Philippe Martin a écrit :
 
> About the discussion on RDBMSs for storing CGs:
> I fail to see the interest of using RDBMSs (as opposed to OODBMS,
> deductive DBMS, ...) for developping reasonably complex/expressive
> KR systems. Indeed, structures have to be flattened and scattered to
> fit the RDBMS model and this reduces understandability, development,
> maintenability and, very often, performance.
> I do not understand the argument "we'd better use SQL-accessible databases
> because SQL is the most common access language" because, given the very
> complex and ad-hoc way the structures have to be flattened and scattered,
> I do not think that other RDBMSs will be able to access and navigate the
> structures. Only reading the database schema is insufficient to understand
> how the structures are stored. The SQL queries to access the structures are
> complex and need to be generated (as is the case in Bernd Groh's approach)

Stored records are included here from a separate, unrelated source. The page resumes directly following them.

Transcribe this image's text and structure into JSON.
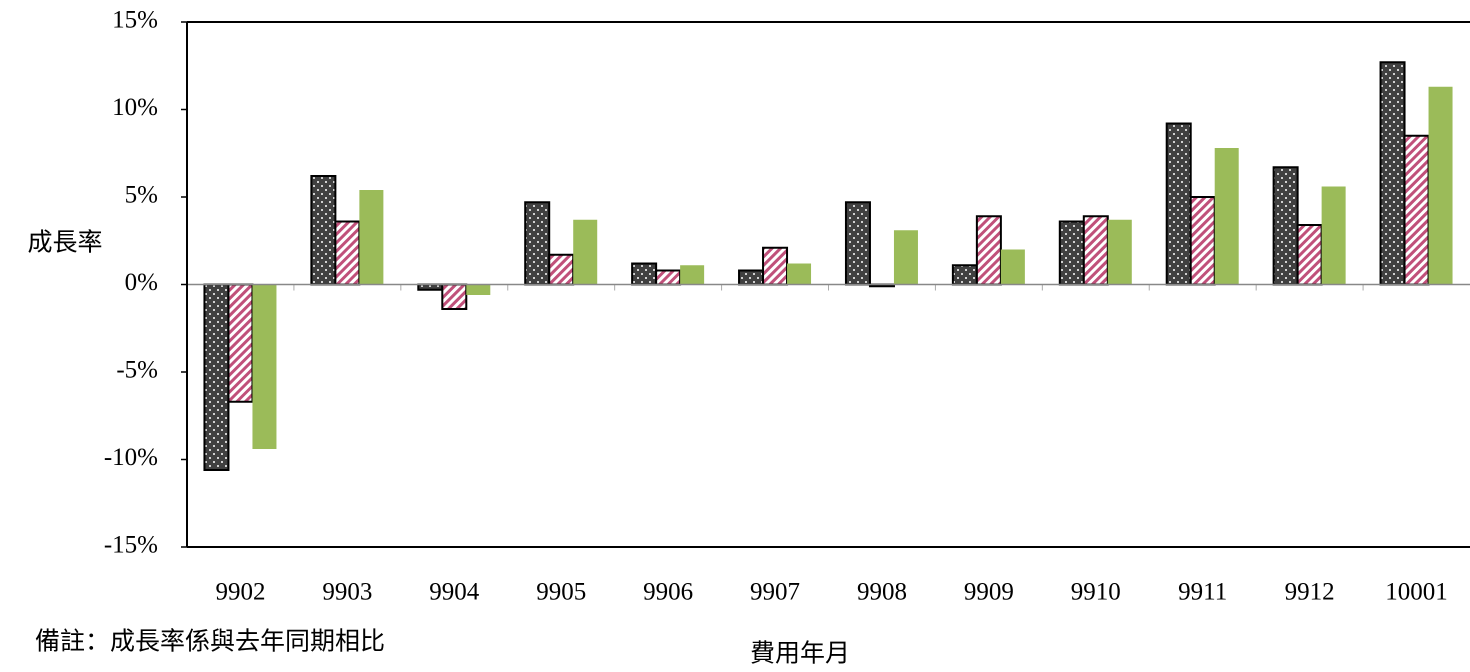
{
  "chart_data": {
    "type": "bar",
    "y_label": "成長率",
    "x_label": "費用年月",
    "note": "備註：成長率係與去年同期相比",
    "categories": [
      "9902",
      "9903",
      "9904",
      "9905",
      "9906",
      "9907",
      "9908",
      "9909",
      "9910",
      "9911",
      "9912",
      "10001"
    ],
    "series": [
      {
        "color": "#404040",
        "pattern": "dots",
        "stroke": "#000000",
        "values": [
          -10.6,
          6.2,
          -0.3,
          4.7,
          1.2,
          0.8,
          4.7,
          1.1,
          3.6,
          9.2,
          6.7,
          12.7
        ]
      },
      {
        "color": "#c0507a",
        "pattern": "hatch",
        "stroke": "#000000",
        "values": [
          -6.7,
          3.6,
          -1.4,
          1.7,
          0.8,
          2.1,
          -0.1,
          3.9,
          3.9,
          5.0,
          3.4,
          8.5
        ]
      },
      {
        "color": "#9bbb59",
        "pattern": "solid",
        "values": [
          -9.4,
          5.4,
          -0.6,
          3.7,
          1.1,
          1.2,
          3.1,
          2.0,
          3.7,
          7.8,
          5.6,
          11.3
        ]
      }
    ],
    "ylim": [
      -15,
      15
    ],
    "yticks": [
      {
        "value": -15,
        "label": "-15%"
      },
      {
        "value": -10,
        "label": "-10%"
      },
      {
        "value": -5,
        "label": "-5%"
      },
      {
        "value": 0,
        "label": "0%"
      },
      {
        "value": 5,
        "label": "5%"
      },
      {
        "value": 10,
        "label": "10%"
      },
      {
        "value": 15,
        "label": "15%"
      }
    ]
  }
}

> in accordance with the ad-hoc way the structures have been stored. This
> requires a lot of implementation work. Hence, no other system is likely
> to access the database.
> Even with an OODBMS, when the structures to store are complex, the storage
> has to be complex/ad-hoc, and the database is unlikely to be exploitable by
> another KR system exploiting tthe same OODBMS. For example, see the data model
> I use (or used since I have now extended it) and which is a minimum for
> storing representations of natural language sentences
> http://www.webkb.org/doc/dataModel.html
> In this model, the (extended) C++ classes are nearly sufficient to explain
> the storage of the ontology part of the KB (types and links). For the storage
> of the graph part (nodes and relations), an additional documentation is needed
> (but not yet written).
> 
> The RDF model is a set of triples. It is clearly designed with the aim of
> permitting a straightforward storage in a RDBMS, and Tim Berners-Lee
> acknowledged this at WWW 2002. The result is that
> (i) RDF is quite knowledge format that is difficult to use and extend for
>     storing reasonably complex knowledge representations in a coherent way,
>     and this is due to the triplet approach, e.g. the multiple reifications
>     that it imposes for storing contexts, sets, quantifiers, ... (how to
>     do them? how to combine them? what does that mean? ...),
> (ii) since it is a very low-level model, there are many, many ways to
>      represent the same thing (e.g. many ways to reify), most of which
>      are very difficult to compare automatically (and hence to retrieve
>      and exploit for logical inferencing).
> (iii) triplets do not even help knowledge storing in RDBMSs since other
>      structures are required for performance reasons. Quadruplets, quintuplets,
>      sextuplets, ... are necessary for storing contexts, sets, quantifiers, etc.
>      That's the case in Bernd Groh's system where a reference to a context node
>      can be associated to each concept node, and to each type (or instance?)
>      is associated its transitive supertype coverage.
>      Current RDF database systems seem to use RDBMSs but are excessively simple.
>      They do not even seem to exploit the subtype relationships when answering
>      queries, and during the demos at WWW 2002, this feature was not mentionned
>      (not even as a feature to implement in the future!). It seems clear to me
>      that, in the context of storing and retrieving large amount RDF-like
>      structures, Bernd's system is way ahead of the systems of the people
>      related to the W3C. This does not contradict the fact that I find his
>      approach, or any other RDBMS-based approach, inadequate and unscalable
>      for complex knowledge representations; Bernd acknowledged it for "very
>      complex representations" :-).